Syrian propaganda in the fog of war? It was ever thus. Think World War II

RASHMEE ROSHAN LALL January 22, 2014

jarbakidI thought about WWII and the over-200,000 different propaganda posters produced by the US when I saw Syrian opposition leader Ahmed Jarba’s tweet of an achingly sad photo (see right) that appears to show an orphaned Syrian child sleeping between his graves of parents and the subsequent revelation that it was all fake.

As Foreign Policy’s Passport blog explained, the child was not Syrian but Saudi, the graves were nothing so macabre, and it was a posed shot, more particularly part of an art project by Saudi Arabian photographer Abdul Aziz Al-Otaibi who used his nephew as a model.

Mr Jarba subsequently deleted the photo it seems, but the story lives on and is likely to acquire different, if still ghostly proportions, ahead of Wednesday’s Geneva talks. “The opposition,” concludes Foreign Policy, “is getting a little desperate and its PR apparatus needs some work.”

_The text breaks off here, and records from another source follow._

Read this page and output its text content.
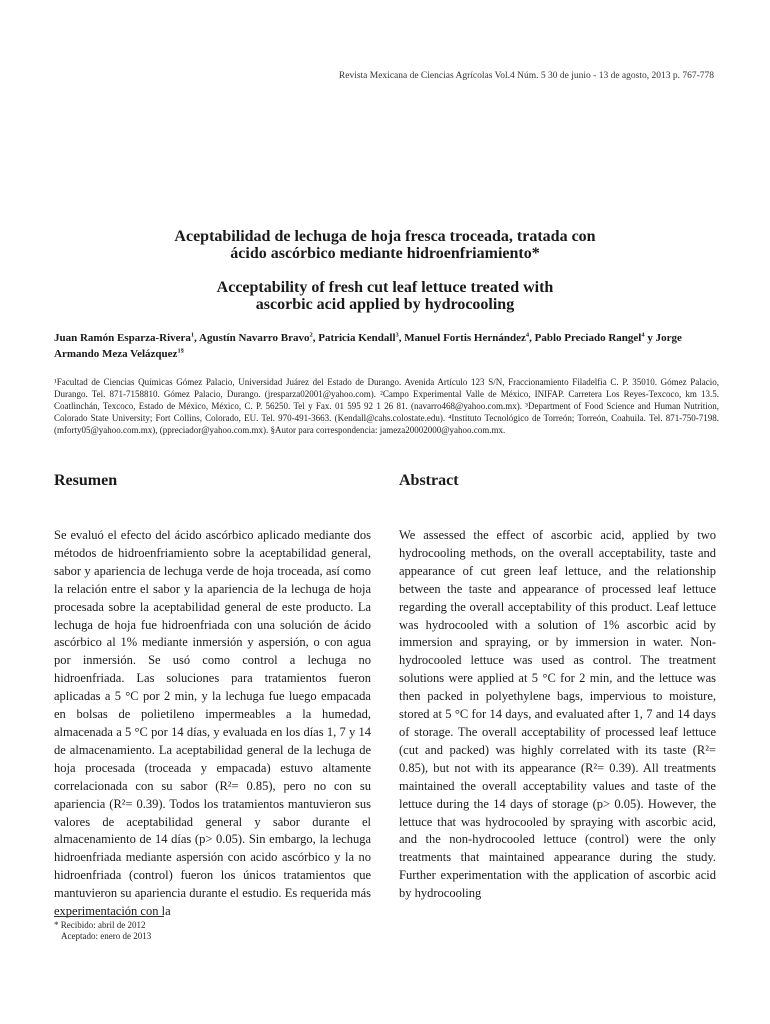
Revista Mexicana de Ciencias Agrícolas Vol.4 Núm. 5 30 de junio - 13 de agosto, 2013 p. 767-778

Aceptabilidad de lechuga de hoja fresca troceada, tratada con
ácido ascórbico mediante hidroenfriamiento*

Acceptability of fresh cut leaf lettuce treated with
ascorbic acid applied by hydrocooling

Juan Ramón Esparza-Rivera$^1$, Agustín Navarro Bravo$^2$, Patricia Kendall$^3$, Manuel Fortis Hernández$^4$, Pablo Preciado Rangel$^4$ y Jorge Armando Meza Velázquez$^{1\S}$
¹Facultad de Ciencias Químicas Gómez Palacio, Universidad Juárez del Estado de Durango. Avenida Artículo 123 S/N, Fraccionamiento Filadelfia C. P. 35010. Gómez Palacio, Durango. Tel. 871-7158810. Gómez Palacio, Durango. (jresparza02001@yahoo.com). ²Campo Experimental Valle de México, INIFAP. Carretera Los Reyes-Texcoco, km 13.5. Coatlinchán, Texcoco, Estado de México, México, C. P. 56250. Tel y Fax. 01 595 92 1 26 81. (navarro468@yahoo.com.mx). ³Department of Food Science and Human Nutrition, Colorado State University; Fort Collins, Colorado, EU. Tel. 970-491-3663. (Kendall@cahs.colostate.edu). ⁴Instituto Tecnológico de Torreón; Torreón, Coahuila. Tel. 871-750-7198. (mforty05@yahoo.com.mx), (ppreciador@yahoo.com.mx). §Autor para correspondencia: jameza20002000@yahoo.com.mx.
Resumen	Abstract

Se evaluó el efecto del ácido ascórbico aplicado mediante dos métodos de hidroenfriamiento sobre la aceptabilidad general, sabor y apariencia de lechuga verde de hoja troceada, así como la relación entre el sabor y la apariencia de la lechuga de hoja procesada sobre la aceptabilidad general de este producto. La lechuga de hoja fue hidroenfriada con una solución de ácido ascórbico al 1% mediante inmersión y aspersión, o con agua por inmersión. Se usó como control a lechuga no hidroenfriada. Las soluciones para tratamientos fueron aplicadas a 5 °C por 2 min, y la lechuga fue luego empacada en bolsas de polietileno impermeables a la humedad, almacenada a 5 °C por 14 días, y evaluada en los días 1, 7 y 14 de almacenamiento. La aceptabilidad general de la lechuga de hoja procesada (troceada y empacada) estuvo altamente correlacionada con su sabor (R²= 0.85), pero no con su apariencia (R²= 0.39). Todos los tratamientos mantuvieron sus valores de aceptabilidad general y sabor durante el almacenamiento de 14 días (p> 0.05). Sin embargo, la lechuga hidroenfriada mediante aspersión con acido ascórbico y la no hidroenfriada (control) fueron los únicos tratamientos que mantuvieron su apariencia durante el estudio. Es requerida más experimentación con la

We assessed the effect of ascorbic acid, applied by two hydrocooling methods, on the overall acceptability, taste and appearance of cut green leaf lettuce, and the relationship between the taste and appearance of processed leaf lettuce regarding the overall acceptability of this product. Leaf lettuce was hydrocooled with a solution of 1% ascorbic acid by immersion and spraying, or by immersion in water. Non-hydrocooled lettuce was used as control. The treatment solutions were applied at 5 °C for 2 min, and the lettuce was then packed in polyethylene bags, impervious to moisture, stored at 5 °C for 14 days, and evaluated after 1, 7 and 14 days of storage. The overall acceptability of processed leaf lettuce (cut and packed) was highly correlated with its taste (R²= 0.85), but not with its appearance (R²= 0.39). All treatments maintained the overall acceptability values and taste of the lettuce during the 14 days of storage (p> 0.05). However, the lettuce that was hydrocooled by spraying with ascorbic acid, and the non-hydrocooled lettuce (control) were the only treatments that maintained appearance during the study. Further experimentation with the application of ascorbic acid by hydrocooling

* Recibido: abril de 2012
Aceptado: enero de 2013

That’s probably entirely true in terms of winning the propaganda war. And one has to salute the US on that front during WWII. President Roosevelt created the Office of War Information (OWI) to focus hearts, minds and efforts on disseminating information in a strategically smart manner. The OWI used multiple media to spread the word, not least Hollywood movie studios. The Writers’ War Board was organized as a liaison between government and writers and though its offerings were not quite government drivel, they were partisan enough to help the propaganda effort.  The War Advertising Council helped supervise commercial support for the war and there was considerable money to be made by companies that associated with the war in a ‘good’ way. For example, Lucky Strike, which said it changed its packaging from green to white to save bronze for weapons. And Coca-Cola, which showed the drink being imbibed by soldiers and other defense workers.

Through the war, the US Government produced more posters than any other country at war, selling a feelgood, happy-clappy, build-grow-believe message that served the propaganda battle well in the fog of war.

It was ever thus. The Syrian opposition needs to think smarter.